In China, data releases were quite limited for January as a result of the floating date of the lunar New Year celebrations from year-to-year. Retail sales, industrial production and urban fixed asset investment spending are released as joint January-February readings and will not be available for another fortnight. The January readings that have been released have been soft; January exports unexpectedly fell by 3.3% y-o-y and imports were even weaker, down by 19.9% y-o-y. Inflation was unusually weak in January (+0.8% y-o-y, down from 1.5% y-o-y in December) and producer prices fell (down 4.3% y-o-y in January), both of which point to further disinflationary pressure ahead. The Peoples’ Bank of China is responding to soft growth and very low inflation as they have reduced the Reserve Ratio Requirement for banks in February. These cuts range from 50bps, for the bigger banks, to 450bps, for the China Agricultural Development Bank.

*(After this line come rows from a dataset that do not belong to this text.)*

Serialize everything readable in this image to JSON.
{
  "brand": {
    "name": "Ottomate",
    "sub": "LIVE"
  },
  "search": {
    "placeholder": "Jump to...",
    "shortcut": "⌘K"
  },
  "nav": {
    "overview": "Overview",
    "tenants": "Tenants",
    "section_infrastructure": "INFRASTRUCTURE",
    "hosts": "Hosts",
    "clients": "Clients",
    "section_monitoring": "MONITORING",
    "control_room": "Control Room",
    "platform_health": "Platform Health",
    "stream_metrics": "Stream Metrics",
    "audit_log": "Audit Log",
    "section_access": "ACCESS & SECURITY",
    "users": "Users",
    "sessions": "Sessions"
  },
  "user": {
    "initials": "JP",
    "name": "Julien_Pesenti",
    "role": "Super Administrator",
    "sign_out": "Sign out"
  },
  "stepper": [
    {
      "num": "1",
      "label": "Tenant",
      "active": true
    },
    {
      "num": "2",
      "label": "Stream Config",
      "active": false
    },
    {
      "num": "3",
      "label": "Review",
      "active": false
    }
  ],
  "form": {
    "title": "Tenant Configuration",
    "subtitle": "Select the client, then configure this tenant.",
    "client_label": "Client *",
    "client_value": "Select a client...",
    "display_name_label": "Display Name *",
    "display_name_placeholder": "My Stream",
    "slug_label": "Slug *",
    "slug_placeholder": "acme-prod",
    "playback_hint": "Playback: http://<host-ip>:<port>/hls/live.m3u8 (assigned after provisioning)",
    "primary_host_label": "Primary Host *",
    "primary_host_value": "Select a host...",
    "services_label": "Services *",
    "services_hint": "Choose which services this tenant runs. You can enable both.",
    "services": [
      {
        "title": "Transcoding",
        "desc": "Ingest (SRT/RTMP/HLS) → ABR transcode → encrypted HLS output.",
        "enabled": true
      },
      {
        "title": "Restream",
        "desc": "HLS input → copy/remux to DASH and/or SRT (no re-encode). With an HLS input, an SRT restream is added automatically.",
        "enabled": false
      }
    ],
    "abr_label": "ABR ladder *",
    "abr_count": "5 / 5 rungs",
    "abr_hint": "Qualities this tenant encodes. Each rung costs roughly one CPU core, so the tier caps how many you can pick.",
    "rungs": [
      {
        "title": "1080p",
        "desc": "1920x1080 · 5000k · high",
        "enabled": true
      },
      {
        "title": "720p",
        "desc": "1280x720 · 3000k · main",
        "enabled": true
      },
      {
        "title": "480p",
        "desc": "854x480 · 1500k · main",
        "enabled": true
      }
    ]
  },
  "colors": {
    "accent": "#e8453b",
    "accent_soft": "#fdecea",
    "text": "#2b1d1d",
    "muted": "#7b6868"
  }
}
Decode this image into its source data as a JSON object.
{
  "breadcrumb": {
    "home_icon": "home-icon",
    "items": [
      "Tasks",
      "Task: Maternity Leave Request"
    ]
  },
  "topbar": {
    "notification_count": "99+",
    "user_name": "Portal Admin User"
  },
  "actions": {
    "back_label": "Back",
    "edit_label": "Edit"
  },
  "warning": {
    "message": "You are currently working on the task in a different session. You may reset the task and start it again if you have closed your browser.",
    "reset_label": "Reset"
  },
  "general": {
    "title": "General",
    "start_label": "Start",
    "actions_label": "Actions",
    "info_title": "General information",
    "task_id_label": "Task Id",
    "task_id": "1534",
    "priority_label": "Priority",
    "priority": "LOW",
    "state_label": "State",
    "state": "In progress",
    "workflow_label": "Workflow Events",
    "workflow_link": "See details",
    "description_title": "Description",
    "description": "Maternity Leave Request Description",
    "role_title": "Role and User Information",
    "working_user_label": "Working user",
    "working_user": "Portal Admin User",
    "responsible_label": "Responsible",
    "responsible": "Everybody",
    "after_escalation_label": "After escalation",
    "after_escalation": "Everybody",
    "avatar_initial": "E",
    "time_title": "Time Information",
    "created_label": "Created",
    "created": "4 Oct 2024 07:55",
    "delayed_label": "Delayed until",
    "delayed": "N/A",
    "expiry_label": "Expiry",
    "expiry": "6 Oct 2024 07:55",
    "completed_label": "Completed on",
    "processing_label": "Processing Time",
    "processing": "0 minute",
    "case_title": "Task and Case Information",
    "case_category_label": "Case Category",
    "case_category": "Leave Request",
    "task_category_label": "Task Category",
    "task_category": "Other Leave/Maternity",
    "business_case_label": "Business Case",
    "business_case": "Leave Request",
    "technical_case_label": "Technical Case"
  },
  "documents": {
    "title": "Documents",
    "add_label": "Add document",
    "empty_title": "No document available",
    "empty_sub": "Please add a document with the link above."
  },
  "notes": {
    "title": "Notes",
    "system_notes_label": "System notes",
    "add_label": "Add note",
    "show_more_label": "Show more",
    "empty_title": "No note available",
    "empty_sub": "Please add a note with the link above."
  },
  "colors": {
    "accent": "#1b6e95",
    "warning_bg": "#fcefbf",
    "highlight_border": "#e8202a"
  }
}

In Europe, the preliminary reading of EU Q4 2014 GDP growth was slightly stronger than expected at 0.3% q-o-q and 0.9% y-o-y, compared with 0.2% q-o-q and 0.8% y-o-y in Q3. Among the big-four euro-area economies GDP growth was comparatively strong in Germany and Spain (each up 0.7% q-o-q) while France (+0.1% q-o-q) and Italy (0.0% q-o-q) were both weak. EU inflation slipped further into deflationary territory on the preliminary January estimate, -0.6% y-o-y from -0.2% in December. Greece was in focus for much of February wanting its creditors to ease terms and conditions on its outstanding debt as well as extending the maturities. An agreement allowing a four month extension was agreed, but with only limited concessions from creditors on the austerity programs that Greece needs to pursue for the debt bailout.

In Australia, indicators of housing activity were all comparatively strong. December home building approvals fell by 3.3%, but after increasing by more than 20% over the previous two months. December owner-occupier housing finance commitments rose by 2.7% m-o-m and the value of commitments to investors was up by 6.0%. House prices rose in Q4 2014 by 1.9% q-o-q and 6.8% y-o-y. The international trade data was comparatively strong too with the trade deficit contracting sharply to $A436 million in December, from $A1,017 million in November. On the weaker side, retail sales improved only 0.2% in December pointing to indifferent Christmas trading conditions. Employment unexpectedly fell in January by 12,200, admittedly after a 40,000 monthly increase in November and December. Nevertheless, the employment setback in January was sufficient to push up the unemployment rate to 6.4% from 6.1% in December.

At its first policy meeting for 2015 in early February, the RBA decided to cut the cash rate by 25bps, after having left it unchanged at 2.50% for 18 months. The reason for the cut was a change in the RBA’s forecasts towards lower economic growth persisting for longer and consistently well-contained inflation. The RBA detailed its forecast changes in its quarterly Monetary Policy Statement and was then quizzed on the forecasts when Governor Stevens presented his quarterly testimony to the Parliamentary Economics Committee. The minutes of the meeting then added more colour; the upshot is that the RBA is indicating the likelihood of further rate cuts and recognizes that housing is strong. However, they view any unwelcome consequences of too strong a lift in house prices as the result of restrictions on housing supply beyond anything the RBA can influence.

Looking ahead, comparatively soft global economic growth and very low inflation implies more monetary policy easing moves by central banks. We predict the RBA cutting the cash rate another 25bps to 2.00%, probably at its March meeting. We then expect to see the RBA holding the cash rate at 2.00%, but with potential to ease further if necessary.